Elizabeth put her marriage above anything else, in the finale’s last moments.
Though she decided that they had to stay in the U.S. so Philip could keep retrieving the official’s ever-more-important tapes, she told her husband that he could step back from any further missions. As zealous as she is about serving the USSR, Elizabeth’s offer came from a place of “compassion, love and real understanding” of the burn-out her husband was experiencing, says Fields. Though he was a trusted partner in espionage, the marriage came first.
The move home was postponed, but would Paige and Henry really ever accept a life in Russia?
The couple had lots of conversation about the best way to bring their kids around to moving to Russia and when to tell them. Their acceptance could be wishful thinking, the producers admit. “Is the story they’re telling themselves dominated by self-conscious pushes and self-deceit? “ Fields poses.
Back in the USSR
The somewhat controversial longer Russia-set segments were not originally planned, Weisberg and Fields reveal. KGB officer Oleg Burev’s (Costa Ronin)return to Moscow, however, gave the show the opportunity to explore what was happening in the Jennings’ homeland in the ‘80s, and use those scenes as a counterpoint to their memories of what was decades earlier a very tough life.

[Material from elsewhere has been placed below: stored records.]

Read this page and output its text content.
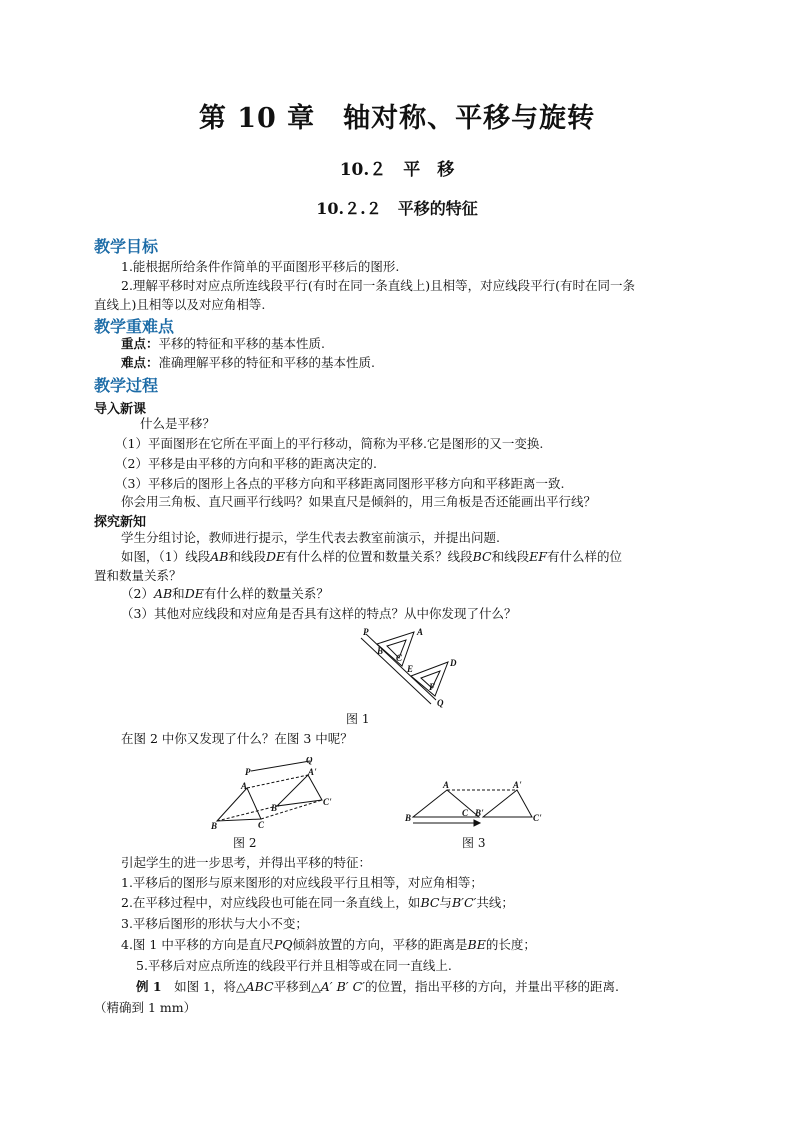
第 10 章　轴对称、平移与旋转
10.２　平　移
10.２.２　平移的特征
教学目标
1.能根据所给条件作简单的平面图形平移后的图形.
2.理解平移时对应点所连线段平行(有时在同一条直线上)且相等，对应线段平行(有时在同一条
直线上)且相等以及对应角相等.
教学重难点
重点：平移的特征和平移的基本性质.
难点：准确理解平移的特征和平移的基本性质.
教学过程
导入新课
什么是平移？
（1）平面图形在它所在平面上的平行移动，简称为平移.它是图形的又一变换.
（2）平移是由平移的方向和平移的距离决定的.
（3）平移后的图形上各点的平移方向和平移距离同图形平移方向和平移距离一致.
你会用三角板、直尺画平行线吗？如果直尺是倾斜的，用三角板是否还能画出平行线？
探究新知
学生分组讨论，教师进行提示，学生代表去教室前演示，并提出问题.
如图，（1）线段AB和线段DE有什么样的位置和数量关系？线段BC和线段EF有什么样的位
置和数量关系？
（2）AB和DE有什么样的数量关系？
（3）其他对应线段和对应角是否具有这样的特点？从中你发现了什么？
P	A
B
C	D
E
F
Q
图 1
在图 2 中你又发现了什么？在图 3 中呢？
P
Q
A
A'
B	C
B'
C'
图 2
A	A'
B	C B'	C'
图 3
引起学生的进一步思考，并得出平移的特征：
1.平移后的图形与原来图形的对应线段平行且相等，对应角相等；
2.在平移过程中，对应线段也可能在同一条直线上，如BC与B′C′共线；
3.平移后图形的形状与大小不变；
4.图 1 中平移的方向是直尺PQ倾斜放置的方向，平移的距离是BE的长度；
5.平移后对应点所连的线段平行并且相等或在同一直线上.
例 1　如图 1，将△ABC平移到△A′ B′ C′的位置，指出平移的方向，并量出平移的距离.
（精确到 1 mm）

“Poor” Martha (Alison Wright) might actually find some happiness in Mother Russia.
For the cynics among us, that scene in a Moscow park where a KGB officer takes the exiled Martha, in her now familiar babushka, to watch a group of orphans playing, seemed too good to be true, even when the functionary suggested that she could adopt a child of her own.
But, it’s quite possible, we’re told, that Martha—who has lost everything, including her “husband,”(i.e. Philip, posing as a government worker named Clark) and her country—might indeed finally get the baby she always wanted. “You can’t call it fate, justice or recompense,” said Fields. “It’s just what happened to this woman.’
The KGB had its good side.
Finding Martha a baby was also a way for the show to highlight a more humane side of the KGB, the producers admit. That, along with the truth-based story of Oleg and his fellow KGB officers fighting corruption in the Soviet Union’s food industry, are a way, the producers say, “to remind people that even our greatest enemies are human and challenges their ideas about creating enemies.”
Not every Jennings operation will have an on-air resolution.
Once again, the creators follow reality in their scripts. Some missions will conclude, and others could go on indefinitely. Using the Kimmie story as an example, they say Phillip is presumed to have been meeting the girl regularly, but not until something “really interesting happens”—i.e. her father’s new assignment—does it warrant onscreen attention. “It wouldn’t be true to what their lives are really up to,” says Fields, “to have to wrap every story up,”
Haven’t there been more hints that FBI agent Stan Beeman’s (Noah Emmerich) girlfriend Renee (Laurie Holden) is actually a KGB operative?
Nope, Fields says. “Our effort is to have it really so ambiguous that nobody knows what the hell is going on.”
They’ve known the series’ ending since the beginning of the show, and they’re sticking to it.
Despite unexpected turns in the storyline during its run, Weisberg and Fields expect the finale of the series “to be very similar” to what they had originally planned. “We’re surprised actually,” Fields says.
What that conclusion is, of course, only those with the highest security clearance can know.
The Americans will return in 2018 for its sixth and final season on FX.